Once in West Berlin I staged a Nazi march, with American GIs. In Germany in the 1970s it was illegal to display Nazi memorabilia and to wear Nazi uniforms. But West Berlin was still considered then to be occupied territory, and Allied soldiers were to some extent not subject to West German law, hence the ban didn’t apply to them.
At the time I was an assistant director on feature films. One of the movies on which I worked told the story of a young Prussian officer, played by David Bowie. It was set between the end of the First World War and the rise of Nazism. In the penultimate scene, the script called for a column of Brownshirts to march along a Berlin street. But none of the German extras would agree to wear the uniform for, to do so, would break the law.
To solve the problem, the director and I hit on the idea of using soldiers, U.S. soldiers. We met the commander of the Berlin Brigade, explained our predicament and – early one Sunday morning two weeks later – two dozen American servicemen were dressed in replica SA uniforms...and marched through town.
Sunday morning had been chosen so as to attract as little attention as possible. On the deserted streets there didn’t seem to be a single soul about to witness our cinematic antics. Until the last shot when an elderly resident stepped out of her apartment, and right into the scene. The woman stopped dead in her tracks. She stared at the swastika banners. She blinked at the polished boots and glistening belt buckles. Her eyes widened and she whispered to herself, within my hearing, ‘They’re back. They’re back.’
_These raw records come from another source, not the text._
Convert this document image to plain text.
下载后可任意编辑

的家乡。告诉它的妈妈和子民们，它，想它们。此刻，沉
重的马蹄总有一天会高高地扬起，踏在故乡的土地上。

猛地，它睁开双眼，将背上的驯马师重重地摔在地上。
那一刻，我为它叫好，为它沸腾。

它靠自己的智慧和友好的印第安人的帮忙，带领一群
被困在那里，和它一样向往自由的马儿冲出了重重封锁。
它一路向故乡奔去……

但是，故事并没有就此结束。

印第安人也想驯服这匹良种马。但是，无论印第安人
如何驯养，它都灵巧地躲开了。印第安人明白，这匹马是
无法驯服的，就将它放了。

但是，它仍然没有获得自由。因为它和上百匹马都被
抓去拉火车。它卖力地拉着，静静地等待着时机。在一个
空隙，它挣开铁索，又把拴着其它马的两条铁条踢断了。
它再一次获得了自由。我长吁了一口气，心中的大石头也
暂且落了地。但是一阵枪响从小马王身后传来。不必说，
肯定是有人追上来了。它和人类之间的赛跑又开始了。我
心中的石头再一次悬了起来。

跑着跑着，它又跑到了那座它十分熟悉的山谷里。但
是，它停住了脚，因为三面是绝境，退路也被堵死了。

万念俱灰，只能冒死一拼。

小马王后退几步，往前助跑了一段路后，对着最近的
To this day, I don’t know if the old woman utter those words in horror...or in wonder. But I do know that it is still illegal to display Nazi memorabilia in Germany (any one who displays its symbols or uses its greetings can be punished with up to three years in prison).
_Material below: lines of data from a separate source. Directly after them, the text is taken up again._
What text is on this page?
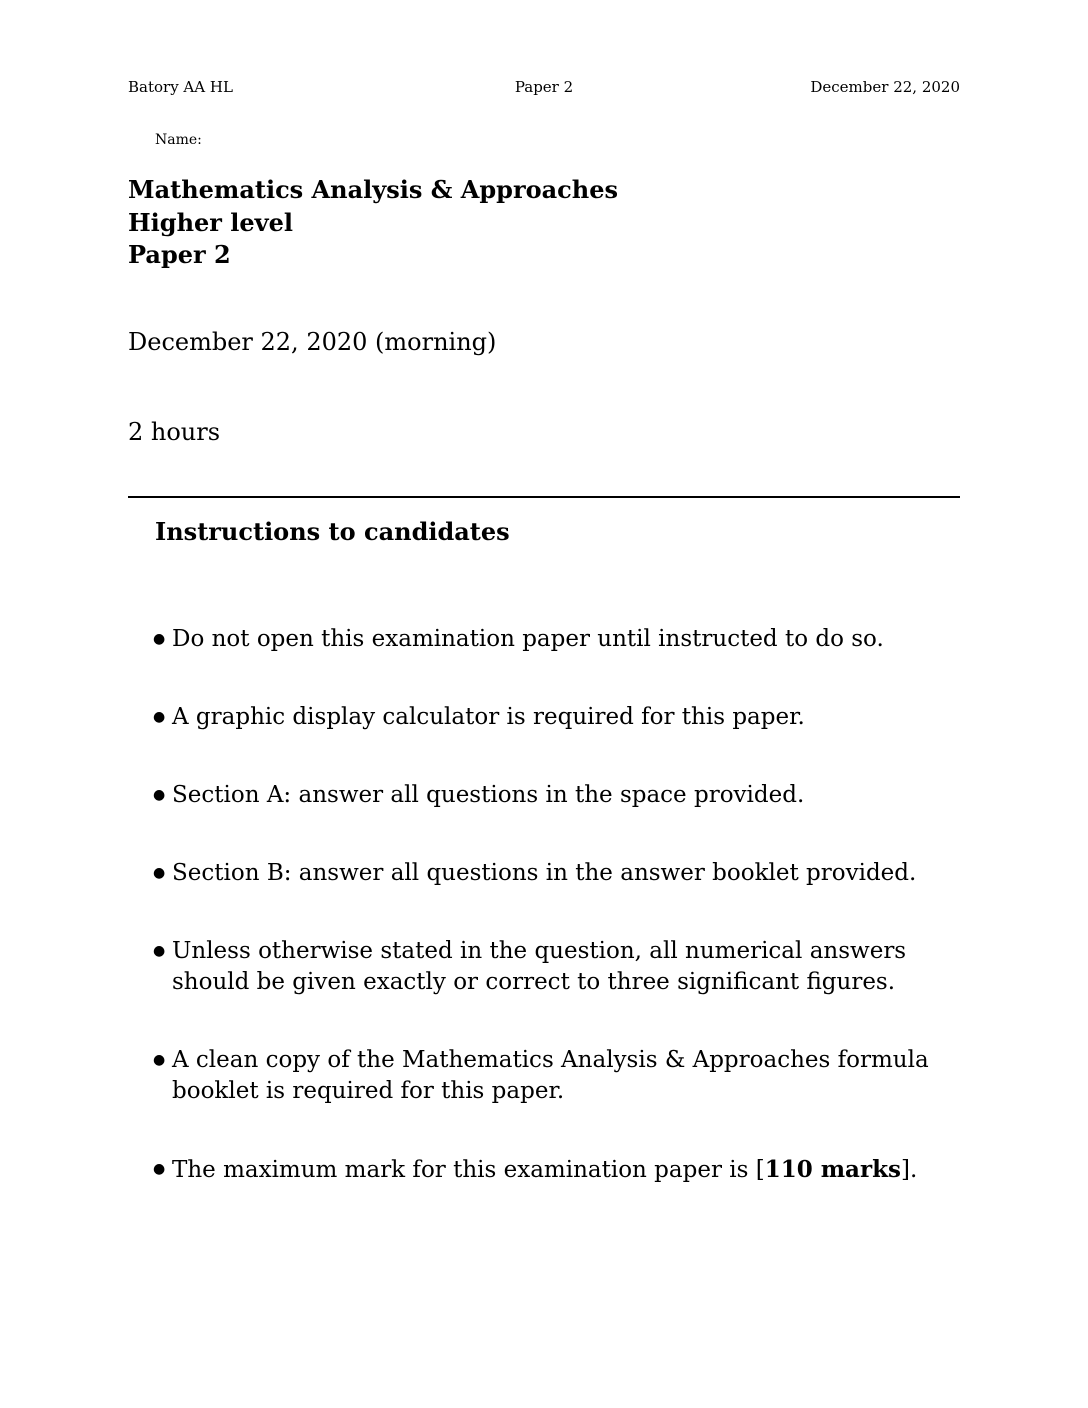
Batory AA HL	Paper 2	December 22, 2020
Name:
Mathematics Analysis & Approaches
Higher level
Paper 2
December 22, 2020 (morning)
2 hours
Instructions to candidates
● Do not open this examination paper until instructed to do so.
● A graphic display calculator is required for this paper.
● Section A: answer all questions in the space provided.
● Section B: answer all questions in the answer booklet provided.
● Unless otherwise stated in the question, all numerical answers should be given exactly or correct to three significant figures.
● A clean copy of the Mathematics Analysis & Approaches formula booklet is required for this paper.
● The maximum mark for this examination paper is [110 marks].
I was reminded of that incident when veteran, uniformed Stasi secret policemen marched through Berlin’s Treptow neighbourhood last month. The march caused an outrage, and rightly so. It has led to calls for the banning of symbols of old East Germany, in the same way that it is illegal to display Nazi memorabilia.
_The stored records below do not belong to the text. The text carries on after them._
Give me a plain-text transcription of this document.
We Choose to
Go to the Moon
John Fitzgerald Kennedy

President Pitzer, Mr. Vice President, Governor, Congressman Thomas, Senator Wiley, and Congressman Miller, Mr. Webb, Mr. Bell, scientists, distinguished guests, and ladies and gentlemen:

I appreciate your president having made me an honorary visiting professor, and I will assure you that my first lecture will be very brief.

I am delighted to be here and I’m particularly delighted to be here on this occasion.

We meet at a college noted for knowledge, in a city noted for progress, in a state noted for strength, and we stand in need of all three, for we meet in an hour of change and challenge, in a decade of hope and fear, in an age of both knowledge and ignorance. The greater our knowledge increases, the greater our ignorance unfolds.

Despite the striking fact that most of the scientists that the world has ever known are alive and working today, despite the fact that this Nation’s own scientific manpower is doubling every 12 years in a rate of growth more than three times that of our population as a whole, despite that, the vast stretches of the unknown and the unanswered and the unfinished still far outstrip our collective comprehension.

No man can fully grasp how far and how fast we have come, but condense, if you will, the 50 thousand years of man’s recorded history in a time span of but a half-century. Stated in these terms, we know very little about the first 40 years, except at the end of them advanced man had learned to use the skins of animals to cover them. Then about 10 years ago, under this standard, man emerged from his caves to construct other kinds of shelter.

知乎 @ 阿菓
Such ‘provocation’ should not be tolerated, the CDU parliamentary leader Volker Kauder told the Berliner Morgenpost. He said the march had made a mockery of the victims of a dictatorship which had harassed and persecuted its people for decades.
Germany has dealt with the darker ideologies of its past by banning their symbols. But it’s a top-down approach, in which legislators instruct the public on correct behaviour (or rather punish them for incorrect behaviour). In many ways it’s a traditional way of doing things here. Yet to me it seems to be incompatible with an open society, and modern pluralist European democracy. How much better it would be if lawmakers could trust individuals to be responsible themselves. How much more honest those nostalgic Stasi veterans would be if they'd admit to the pain and heartache they once caused.
That said, at the same time I cannot forget the sight of the old Berliner, standing in her doorway, staring at the marching Brownshirts, and whispering ‘They’re back. They’re back.’